Synopsis: Have you ever wondered who your ancestors were? How did they live? How did they die? Most of us do.

Genealogy is a huge business. Curiosity about our bloodlines, our past, makes us want to go back as far as possible.

But, genealogy can only go back as far as there are written records. What if you had a chance to find a connection to ancient roots? To someone who lived two thousand years ago? Proof you could touch and hold in your hand?

Aine Macrea has that chance. She is the archaeologist who is on the search for a vision.

Jahna has come to her and lead her to discoveries.

In The Fox, you will follow the lives of Jahna and Lovern, two people who lived in what is now Scotland, during the time of the invading Romans. The Romans threatened Jahna and Lovern, their clan and most importantly, the life of their child. They struggled to find a way to stop the coming invasion and in doing so, left traces of their lives.

Aine is working to rebuild her career and is led by instinct, or a vision (or is it a ghost?) to a hilltop in Scotland. (The preceding synopsis was stolen from the author's website.)

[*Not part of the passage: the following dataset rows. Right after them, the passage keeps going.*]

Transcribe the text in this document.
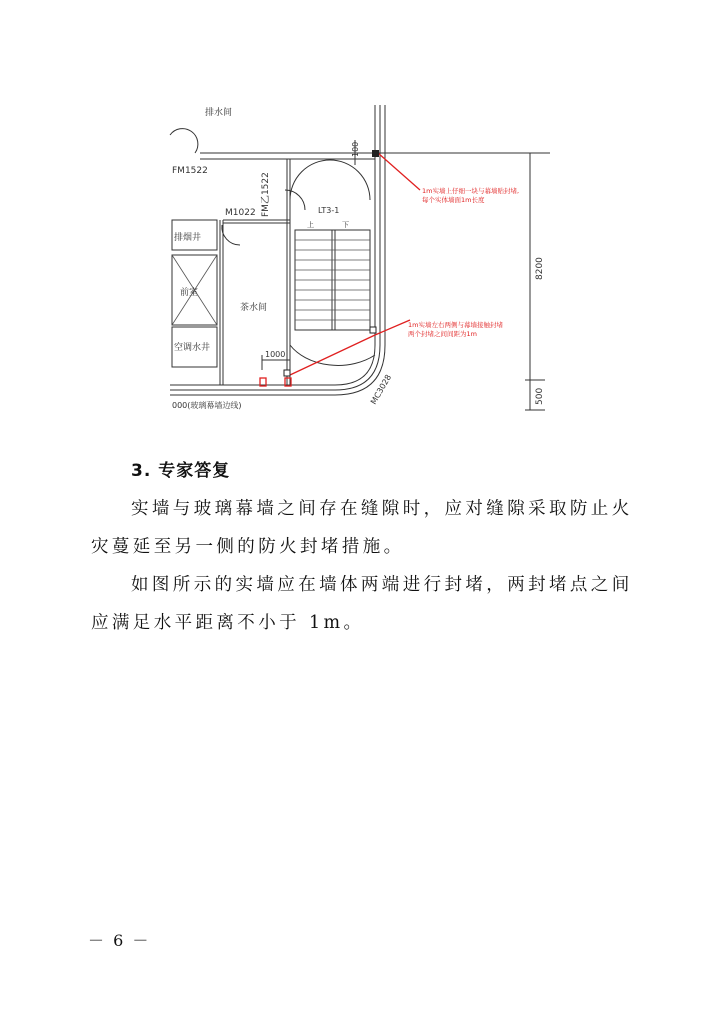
排水间
FM1522
FM乙1522
M1022	LT3-1
上	下
排烟井
前室
茶水间
空调水井
100
1000
8200
500
MC3028
000(玻璃幕墙边线)
1m实墙上仔细一块与幕墙贴封堵,
每个实体墙面1m长度
1m实墙左右两侧与幕墙接触封堵
两个封堵之间间距为1m

3. 专家答复

实墙与玻璃幕墙之间存在缝隙时，应对缝隙采取防止火灾蔓延至另一侧的防火封堵措施。

如图所示的实墙应在墙体两端进行封堵，两封堵点之间应满足水平距离不小于 1m。

－ 6 －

Setting: Ms. Radasky sets The Fox in Scotland. Part of what initially attracted me to this story was my life long interest in this northern portion of the United Kingdom. Blame it on Doohan. However, in Ms. Radasky's book, there are two Scotland's. The present day Scotland that a few among us might know, and an ancient Scotland inhabited by druids and warriors. While I greatly enjoyed the latter, the former didn't really gel as much for me. Without spoiling the story, much of the area is the same in both situations, separated by a time shift. That time shift somehow greatly affected the word portrait Ms. Radasky painted. At least to me. Strangely, the archaic Scotland seemed much more lifelike to me than the modern one.

Grade: B+

Plot: The synopsis above gives a glimmer of what the story is about. The two time streams do swap back and forth in being the driving current plot, until they eventually converge. Each time stream develops its own subplots and carries the readers along paths that I, at least, for one, never found very comfortable. But then again, who said life was comfortable? As I read this book I was reminded how uncomfortable listening to it had made me. Let me state here. Reading it made the uncomfortableness go away. In it's place I found acute pain.

I enjoyed the plot line set in ancient Scotland much more than the one in current times. More about this in the recommendation.

Grade: B-

Characters: Again, there is a discrepancy between the characters in the ancient story line and the current. Jahna and Lovern had me tied into their story from the first page (ancient story line). I found Aine (current story line) to be unlikeable and quickly read through those chapters.

While this might seem harsh, let me say again, it isn't the author's job to make me love their characters. It is the author's job to make me have a visceral reaction to their characters. At least that is my thought. Ms. Radasky does that. I loved Jahna and Lovern until I hated them. Aine's character, while not affecting me as deeply, still made me angry, which is still a characteristic of decent writing.

Grade: A-

Odin's Recommendation: Ms. Radasky did not write my favorite book when she wrote The Fox. Part of that is because she does some truly horrific things to her characters. Things that quite probably were very true to the way of life ancients in this part of the world during the time period described. I wish the entire book would have focused on the ancient civilization, and although having finished the story, I understand why there are two, I still cannot say the current timeline and the tie in interested me nearly as much. I could have/would have enjoyed it more having completely been set in the ancient world. That being said, The Fox made me angry because it made me care. If you're interested in life and legends set in ancient Scotland, Ms. Radasky has written a book for you. Warning: (and possible spoiler) Ms. Radasky in no way rewrites history. You've been warned.